Fraction I: exchangeable and carbonate-associated fraction
This geochemical compartment comprises metals weakly bound to mineral surfaces by electrostatic forces, and metals precipitated or coprecipitated with carbonates that can be easily mobilized by pH reduction and variations in solution composition. Percentage contents below 10% of total mass of the individual metals or “below detection limit” were 76.5% of all observations for fraction I. The highest percent levels observed in this fraction fluctuated between 22.6 and 34.8% for Mn. In general, 31.9% of Mn, considering all samples as a whole, is in fraction I, while this proportion is 11.3% for Zn and 6.5% for Cr.
Fraction II: reducible fraction
This fraction constitutes a sink for heavy metals. It comprises metals that form coatings or isolated particles through coprecipitation, adsorption, ion exchange, surface complex formation, and lattice penetration processes in Fe and Mn oxy-hydroxides, which are stable minerals under oxic conditions (Filgueiras et al. 2002). The highest percent for Pb, in relative terms, was found in fraction II considering all samples as a whole. Mn percent in fraction II fluctuated between 21.8 and 43.3%. The relatively high total concentration of Mn and its abundance in fractions I and II seems to be indicative of a significant presence of carbonates and oxi-hydroxides, that may confer the high acid-neutralizing capacity to sediments that accounts for the circumneutral and slightly alkaline pH observed in all sites (Calmano et al. 1993). Percentage contents below 10% or “below detection limit” were 44% of all values for fraction II.
Fraction III: oxidizable fraction
This fraction is not very mobile and comprises trace metals associated with organic matter and sulfides (Filgueiras et al. 2002). Percentage contents below 10% or “below detection limit” were 76.5% of all observations for fraction III. The highest Pb mass distribution percentage is found in fraction III in “Huepac” (58.5%) and in “Sinoquipe” (57.11%). An important proportion of the overall Co (16.24%) and Zn (10.20%) is in this fraction.
Residual fraction
This is the most stable fraction since metals are an integral part of the chemical lattice of silicate minerals and consequently immune to dissolution by pH or ionic strength changes or by oxidation–reduction processes. In general, the highest mass distribution percent, in absolute terms for Co, Cr, Cu, Fe, Ni and Zn, and in relative terms for Mn, was found in residual fraction. The maximum percent for Cr, falling in the range of 44.8–91.9%; for Zn, between 48.5 and 75.4%, and for Co in the two points where its total concentration was not below the detection limit, were also found in this fraction.
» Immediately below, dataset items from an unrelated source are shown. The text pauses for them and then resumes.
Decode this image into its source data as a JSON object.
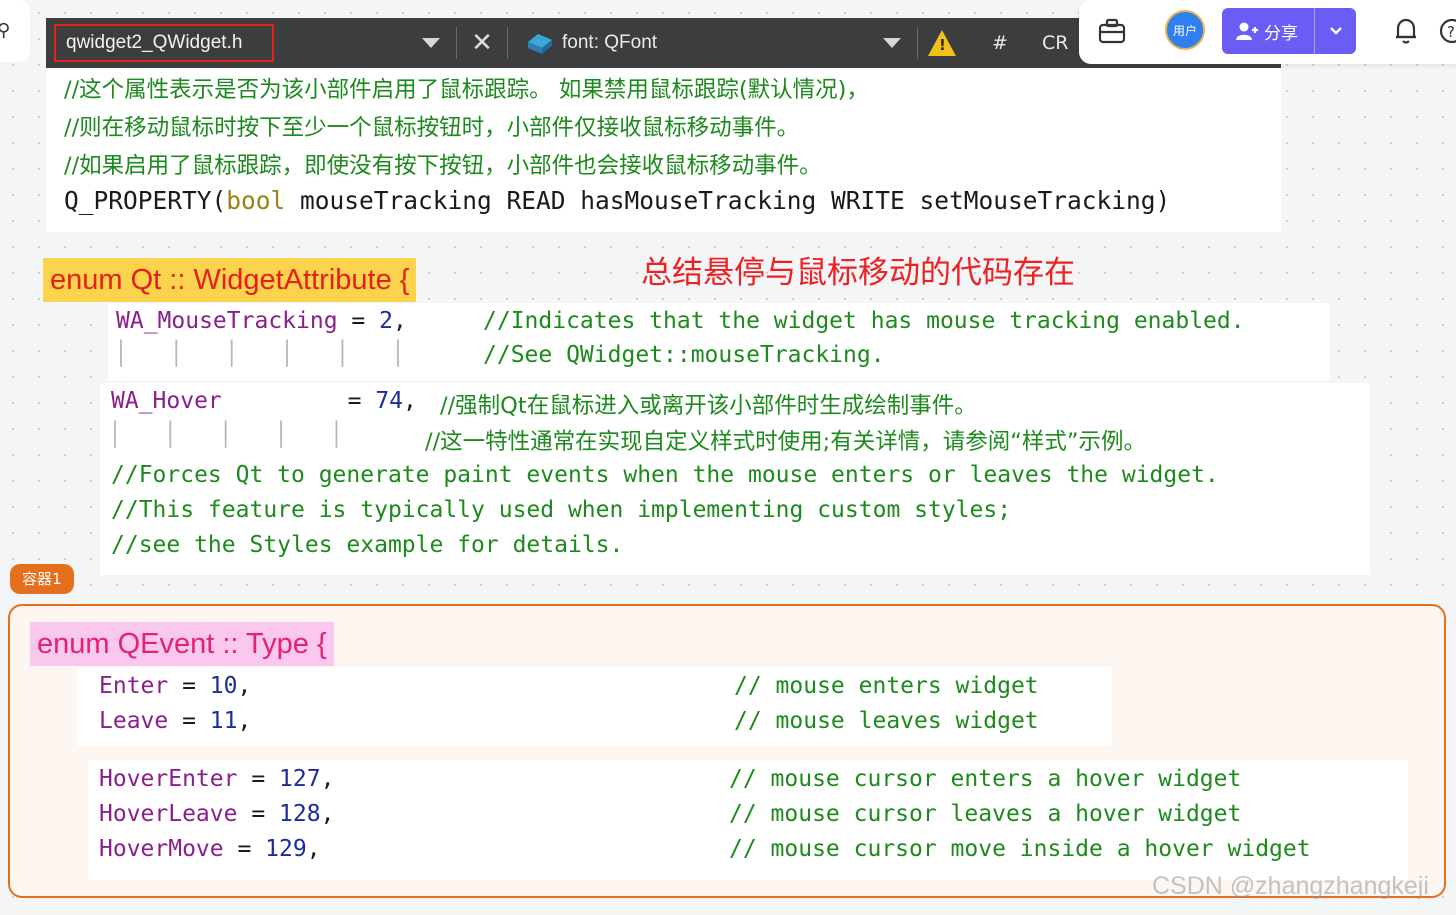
{
  "toolbar": {
    "file_name": "qwidget2_QWidget.h",
    "symbol_label": "font: QFont",
    "hash_label": "#",
    "cr_label": "CR"
  },
  "app_bar": {
    "avatar_label": "用户",
    "share_label": "分享"
  },
  "property_block": {
    "comments": [
      "//这个属性表示是否为该小部件启用了鼠标跟踪。 如果禁用鼠标跟踪(默认情况)，",
      "//则在移动鼠标时按下至少一个鼠标按钮时，小部件仅接收鼠标移动事件。",
      "//如果启用了鼠标跟踪，即使没有按下按钮，小部件也会接收鼠标移动事件。"
    ],
    "macro": "Q_PROPERTY(",
    "type": "bool",
    "rest": " mouseTracking READ hasMouseTracking WRITE setMouseTracking)"
  },
  "widget_attribute": {
    "title": "enum Qt :: WidgetAttribute {",
    "note": "总结悬停与鼠标移动的代码存在",
    "mouse_tracking": {
      "name": "WA_MouseTracking",
      "op": " = ",
      "value": "2",
      "sep": ",",
      "comment1": "//Indicates that the widget has mouse tracking enabled.",
      "guides": "│   │   │   │   │   │",
      "comment2": "//See QWidget::mouseTracking."
    },
    "hover": {
      "name": "WA_Hover",
      "op": " = ",
      "value": "74",
      "sep": ",",
      "comment_cn1": "//强制Qt在鼠标进入或离开该小部件时生成绘制事件。",
      "guides": "│   │   │   │   │",
      "comment_cn2": "//这一特性通常在实现自定义样式时使用;有关详情，请参阅“样式”示例。",
      "comments_en": [
        "//Forces Qt to generate paint events when the mouse enters or leaves the widget.",
        "//This feature is typically used when implementing custom styles;",
        "//see the Styles example for details."
      ]
    }
  },
  "container": {
    "tag": "容器1",
    "title": "enum QEvent :: Type {",
    "enter_leave": [
      {
        "name": "Enter",
        "op": " = ",
        "value": "10",
        "sep": ",",
        "comment": "// mouse enters widget"
      },
      {
        "name": "Leave",
        "op": " = ",
        "value": "11",
        "sep": ",",
        "comment": "// mouse leaves widget"
      }
    ],
    "hover_events": [
      {
        "name": "HoverEnter",
        "op": " = ",
        "value": "127",
        "sep": ",",
        "comment": "// mouse cursor enters a hover widget"
      },
      {
        "name": "HoverLeave",
        "op": " = ",
        "value": "128",
        "sep": ",",
        "comment": "// mouse cursor leaves a hover widget"
      },
      {
        "name": "HoverMove",
        "op": " = ",
        "value": "129",
        "sep": ",",
        "comment": "// mouse cursor move inside a hover widget"
      }
    ]
  },
  "watermark": "CSDN @zhangzhangkeji",
  "colors": {
    "comment": "#1d8a1d",
    "enum_name": "#8a1e8a",
    "number": "#1c2c9c",
    "keyword": "#9a8218",
    "highlight_yellow": "#fcd34d",
    "highlight_pink": "#f9c8ec",
    "container_border": "#e4701e",
    "note_red": "#ee2020",
    "share_button": "#6b5cf5"
  }
}
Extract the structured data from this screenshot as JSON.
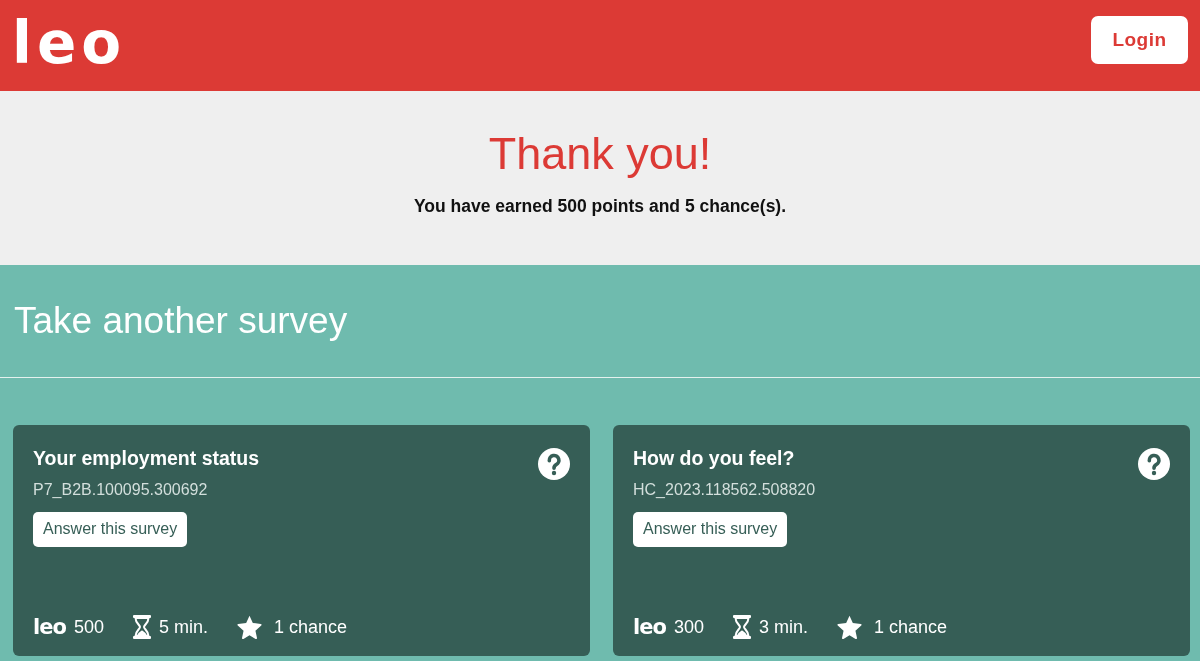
{
  "header": {
    "logo": "leo",
    "login_button": "Login"
  },
  "thank_you": {
    "title": "Thank you!",
    "message": "You have earned 500 points and 5 chance(s)."
  },
  "section": {
    "title": "Take another survey"
  },
  "surveys": [
    {
      "title": "Your employment status",
      "code": "P7_B2B.100095.300692",
      "button": "Answer this survey",
      "points_logo": "leo",
      "points": "500",
      "duration": "5 min.",
      "chances": "1 chance"
    },
    {
      "title": "How do you feel?",
      "code": "HC_2023.118562.508820",
      "button": "Answer this survey",
      "points_logo": "leo",
      "points": "300",
      "duration": "3 min.",
      "chances": "1 chance"
    }
  ]
}
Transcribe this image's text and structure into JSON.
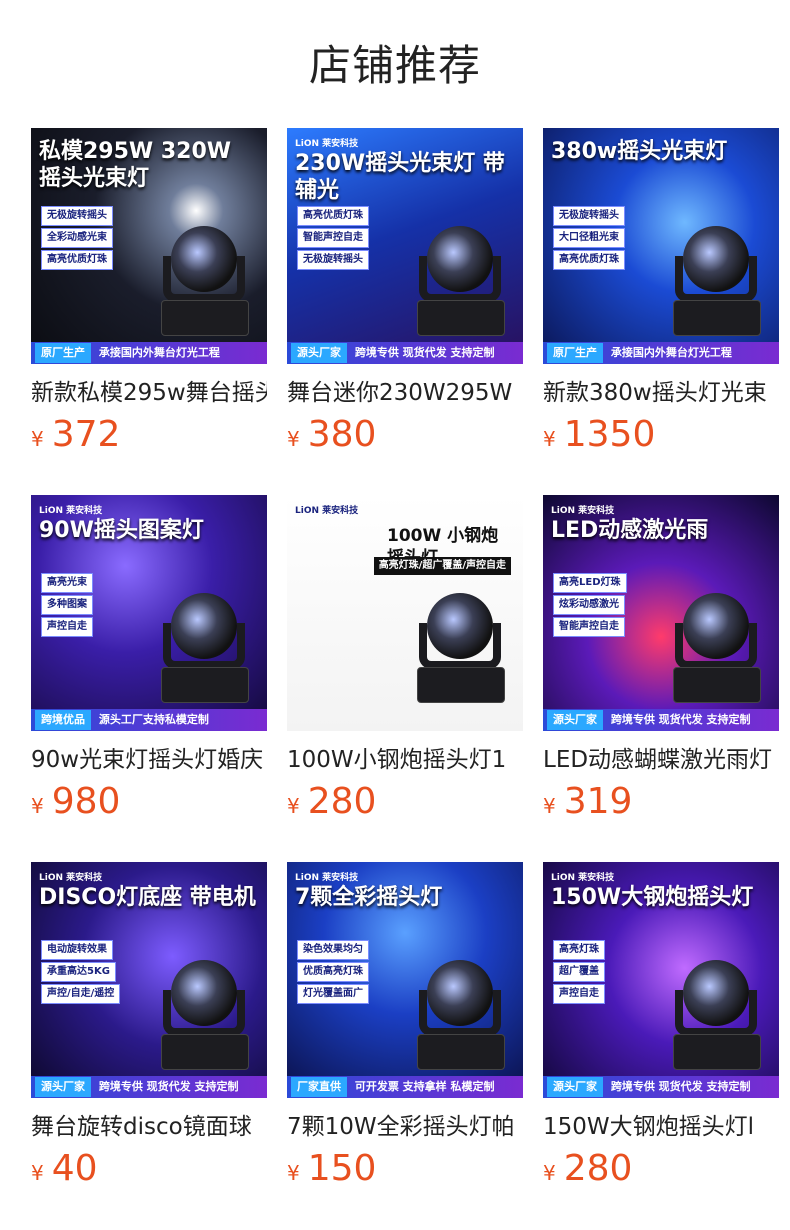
{
  "page": {
    "title": "店铺推荐"
  },
  "products": [
    {
      "name": "新款私模295w舞台摇头",
      "currency": "¥",
      "price": "372",
      "image": {
        "headline": "私模295W 320W 摇头光束灯",
        "tags": [
          "无极旋转摇头",
          "全彩动感光束",
          "高亮优质灯珠"
        ],
        "badge": "原厂生产",
        "footer": "承接国内外舞台灯光工程",
        "logo": ""
      }
    },
    {
      "name": "舞台迷你230W295W",
      "currency": "¥",
      "price": "380",
      "image": {
        "headline": "230W摇头光束灯 带辅光",
        "tags": [
          "高亮优质灯珠",
          "智能声控自走",
          "无极旋转摇头"
        ],
        "badge": "源头厂家",
        "footer": "跨境专供 现货代发 支持定制",
        "logo": "LiON 莱安科技"
      }
    },
    {
      "name": "新款380w摇头灯光束",
      "currency": "¥",
      "price": "1350",
      "image": {
        "headline": "380w摇头光束灯",
        "tags": [
          "无极旋转摇头",
          "大口径粗光束",
          "高亮优质灯珠"
        ],
        "badge": "原厂生产",
        "footer": "承接国内外舞台灯光工程",
        "logo": ""
      }
    },
    {
      "name": "90w光束灯摇头灯婚庆",
      "currency": "¥",
      "price": "980",
      "image": {
        "headline": "90W摇头图案灯",
        "tags": [
          "高亮光束",
          "多种图案",
          "声控自走"
        ],
        "badge": "跨境优品",
        "footer": "源头工厂支持私模定制",
        "logo": "LiON 莱安科技"
      }
    },
    {
      "name": "100W小钢炮摇头灯1",
      "currency": "¥",
      "price": "280",
      "image": {
        "headline": "100W 小钢炮摇头灯",
        "tags": [
          "高亮灯珠/超广覆盖/声控自走"
        ],
        "badge": "",
        "footer": "",
        "logo": "LiON 莱安科技"
      }
    },
    {
      "name": "LED动感蝴蝶激光雨灯",
      "currency": "¥",
      "price": "319",
      "image": {
        "headline": "LED动感激光雨",
        "tags": [
          "高亮LED灯珠",
          "炫彩动感激光",
          "智能声控自走"
        ],
        "badge": "源头厂家",
        "footer": "跨境专供 现货代发 支持定制",
        "logo": "LiON 莱安科技"
      }
    },
    {
      "name": "舞台旋转disco镜面球",
      "currency": "¥",
      "price": "40",
      "image": {
        "headline": "DISCO灯底座 带电机",
        "tags": [
          "电动旋转效果",
          "承重高达5KG",
          "声控/自走/遥控"
        ],
        "badge": "源头厂家",
        "footer": "跨境专供 现货代发 支持定制",
        "logo": "LiON 莱安科技"
      }
    },
    {
      "name": "7颗10W全彩摇头灯帕",
      "currency": "¥",
      "price": "150",
      "image": {
        "headline": "7颗全彩摇头灯",
        "tags": [
          "染色效果均匀",
          "优质高亮灯珠",
          "灯光覆盖面广"
        ],
        "badge": "厂家直供",
        "footer": "可开发票 支持拿样 私模定制",
        "logo": "LiON 莱安科技"
      }
    },
    {
      "name": "150W大钢炮摇头灯l",
      "currency": "¥",
      "price": "280",
      "image": {
        "headline": "150W大钢炮摇头灯",
        "tags": [
          "高亮灯珠",
          "超广覆盖",
          "声控自走"
        ],
        "badge": "源头厂家",
        "footer": "跨境专供 现货代发 支持定制",
        "logo": "LiON 莱安科技"
      }
    }
  ],
  "colors": {
    "price": "#e8501f",
    "title": "#222222"
  }
}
In total, 30 out of 34 quantifiable mass content distributions showed the highest percentage, either absolute or relative, in RF. Content levels above 50% comprise 70.6% of the results for fraction RF. In fact, Pb and Mn were the only elements for which the highest distribution percentages were not found exclusively in fraction RF; only the site “8 Hermanos Downstream” and “Arizpe” have their highest Pb percentage levels in this fraction. A mass distribution percent for individual metals greater than 50% in fraction RF allows to assume that such elements are unlikely to be appreciably dispersed, even when extraordinary events take place, such as a sudden pH drop in the water column sediments are in contact with. Furthermore, when the weighed concentration of all elements in the different geochemical fractions of the five sampling sites was considered (Table 6), as much as 94.5% of the total metal mass was in the residual fraction. However, these data should be taken with caution since the content of Fe, by representing 98.9% of the total mass of the metals analyzed, introduces an important bias in the calculations.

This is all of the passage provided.